= James Feibleman =

American philosopher (1904 – 1987)

James Kern Feibleman (1904 - 1987) was a philosopher at Tulane University, Louisiana. From 1952 he edited Tulane Studies in Philosophy. He styled his system as axiological realism.

==Early life==
Feibleman was born July 13, 1904, in New Orleans, Louisiana.

At the age of nineteen I was sent north to take my last year of preparatory education at Horace Mann School in New York where I was graduated with honors in mathematics... I learned more in New York in a year than I had learned at home in four, more than I learned the following year at University of Virginia.

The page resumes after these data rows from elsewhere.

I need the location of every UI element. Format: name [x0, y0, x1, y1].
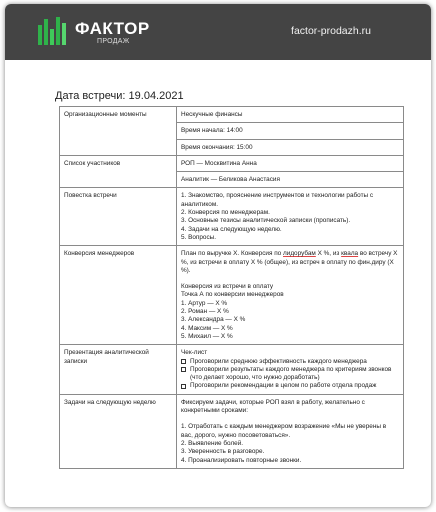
checklist-item: Проговорили результаты каждого менеджера по критериям звонков (что делает хорошо, что нужно доработать) — [181, 366, 399, 383]
tasks-cell — [177, 394, 404, 468]
participant-analyst: Аналитик — Беликова Анастасия — [177, 172, 404, 188]
row-label: Задачи на следующую неделю — [60, 394, 177, 468]
brand-header — [5, 4, 431, 60]
row-label: Презентация аналитической записки — [60, 345, 177, 394]
conversion-cell — [177, 246, 404, 345]
row-label: Организационные моменты — [60, 107, 177, 156]
brand-subtitle: ПРОДАЖ — [97, 38, 130, 45]
list-item: 3. Александра — X % — [181, 316, 246, 324]
document-page — [5, 4, 431, 507]
row-label: Повестка встречи — [60, 188, 177, 246]
list-item: 3. Основные тезисы аналитической записки (прописать). — [181, 217, 351, 225]
list-item: 4. Проанализировать повторные звонки. — [181, 456, 302, 464]
tasks-intro: Фиксируем задачи, которые РОП взял в работу, желательно с конкретными сроками: — [181, 398, 365, 415]
list-item: 2. Конверсия по менеджерам. — [181, 209, 270, 217]
logo-bars-icon — [37, 15, 71, 49]
site-url[interactable]: factor-prodazh.ru — [291, 25, 371, 37]
list-item: 2. Роман — X % — [181, 308, 229, 316]
checkbox-icon[interactable] — [181, 384, 186, 389]
org-start-time: Время начала: 14:00 — [177, 123, 404, 139]
conversion-plan: План по выручке X. Конверсия по лидорубам X %, из квала во встречу X %, из встречи в оплату X % (общее), из встреч в оплату по фин.диру (X %). — [181, 250, 398, 274]
list-item: 5. Михаил — X % — [181, 332, 233, 340]
list-item: 1. Отработать с каждым менеджером возражение «Мы не уверены в вас, дорого, нужно посоветоваться». — [181, 423, 387, 439]
table-row — [60, 188, 404, 246]
checklist-item: Проговорили рекомендации в целом по работе отдела продаж — [181, 382, 399, 390]
org-company: Нескучные финансы — [177, 107, 404, 123]
conversion-subtitle: Точка А по конверсии менеджеров — [181, 291, 284, 299]
table-row — [60, 394, 404, 468]
table-row — [60, 246, 404, 345]
list-item: 4. Задачи на следующую неделю. — [181, 225, 282, 233]
checklist-title: Чек-лист — [181, 349, 208, 357]
table-row — [60, 155, 404, 171]
table-row — [60, 345, 404, 394]
brand-title: ФАКТОР — [75, 19, 150, 38]
participant-rop: РОП — Москвитина Анна — [177, 155, 404, 171]
row-label: Список участников — [60, 155, 177, 188]
checkbox-icon[interactable] — [181, 359, 186, 364]
meeting-date: Дата встречи: 19.04.2021 — [55, 90, 184, 102]
list-item: 1. Артур — X % — [181, 299, 228, 307]
table-row — [60, 107, 404, 123]
agenda-cell — [177, 188, 404, 246]
checklist-cell — [177, 345, 404, 394]
meeting-protocol-table — [59, 106, 404, 469]
checklist-item: Проговорили среднюю эффективность каждого менеджера — [181, 358, 399, 366]
checkbox-icon[interactable] — [181, 367, 186, 372]
row-label: Конверсия менеджеров — [60, 246, 177, 345]
list-item: 4. Максим — X % — [181, 324, 233, 332]
org-end-time: Время окончания: 15:00 — [177, 139, 404, 155]
conversion-subtitle: Конверсия из встречи в оплату — [181, 283, 274, 291]
list-item: 2. Выявление болей. — [181, 439, 244, 447]
list-item: 5. Вопросы. — [181, 233, 217, 241]
list-item: 1. Знакомство, прояснение инструментов и технологии работы с аналитиком. — [181, 192, 374, 208]
list-item: 3. Уверенность в разговоре. — [181, 448, 265, 456]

Returning to New Orleans, he worked in his family's department store and took up a study of business philosophy with Julius Friend. Together they authored Science and the Spirit of Man (1933), The Unlimited Commodity (1936), and What Science Really Means (1937).

"John McClure the poet…was a big help to me in the days of my late adolescence...I used to go down on his night off and sit on the porch of his French Quarter home and drink the eggnog which his wife made and talk poetry with him...McClure’s advice was something I never forgot, and I shall always be grateful to him."

Feibelman spent summers in Europe, in London and Rive Gauche, meeting with his peers at Le Dôme Café and Café de la Rotonde.

In lieu of a college program, Feibleman listed his readings with Friend in philosophy: "Plato and Aristotle, then reading the Stoics and Epicureans, the Neo-platonists, the medieval theologians, the Continental rationalists, the British empiricists, the German dogmatists, until we came again to modern philosophy where we found Reid and the early Moore, the early Russell, Nicolai Hartmann, Whitehead and Peirce the most congenial."

==Career==

"In 1943, despite the fact that Feibleman had no college degree, Tulane University offered him his first academic position as acting assistant professor of English, hired to teach naval officers in training." "I sat in on mathematics courses given by my friends. I became a sort of hanger-on of the mathematics department, hoping to acquire by osmosis what I had refused to imbibe in the ordinary way by submission to discipline." "I remember taking Kelley's graduate course in mathematical logic, the last field which you might suppose to be exciting, but I remember the excitement."

Feibleman studied the first six volumes of the Collected Papers of Peirce and formulated a systematic philosophy from the various essays Peirce had written. Using direct quotations with citations to the Collected Papers, Feibleman published An Introduction to the Philosophy of Charles S. Peirce in 1946 with The MIT Press, and Bertrand Russell wrote the foreword.

He joined the philosophy department in 1945, and became department head in 1957, retiring from there in 1969. The Louisiana State University hired him as lecturer in psychiatry from 1958 to 67.

Feibleman put forth his system in Ontology (1951) where he posited three universes: essence or possibility, existence or actuality, and destiny or teleology. Huntington Cairns edited Two-story World, Selected Writings of James K. Feibleman (1966). "The name of my father's department store was 'Feiblemann's', with underneath the motto 'The House of Values'... Since I have made philosophy my preoccupation, one of my chief concerns has been to establish on a firm footing the branch of philosophy known as axiology or value-theory. In a way, I feel that I am carrying out my father’s wishes."

In addition to his many works in philosophy, Feibleman wrote popular works, first for The Double Dealer and later a series for New York Post: Understanding Philosophy: A Popular History of Ideas (1973). His second wife, Shirley Ann Grau wrote novels and short stories.

In 1973 Northwestern University School of Law invited Feibleman to present a Rosenthal Lecture on philosophical perspectives on justice. "Justice is the demand for a system of laws", where a system is defined to be consistent, complete, and categorical. Feibleman adopted these terms from mathematical logic.

In 1969 Horizon Press published his autobiography The Way of a Man.

Ontology manifesto: Those who are brave and who wish a new world which will have the virtues lacking in the old and will lack the vices common in the old, may use their imagination together with the values and the logical relations learned in the past, to set up an ideal toward which the actual world may be brought.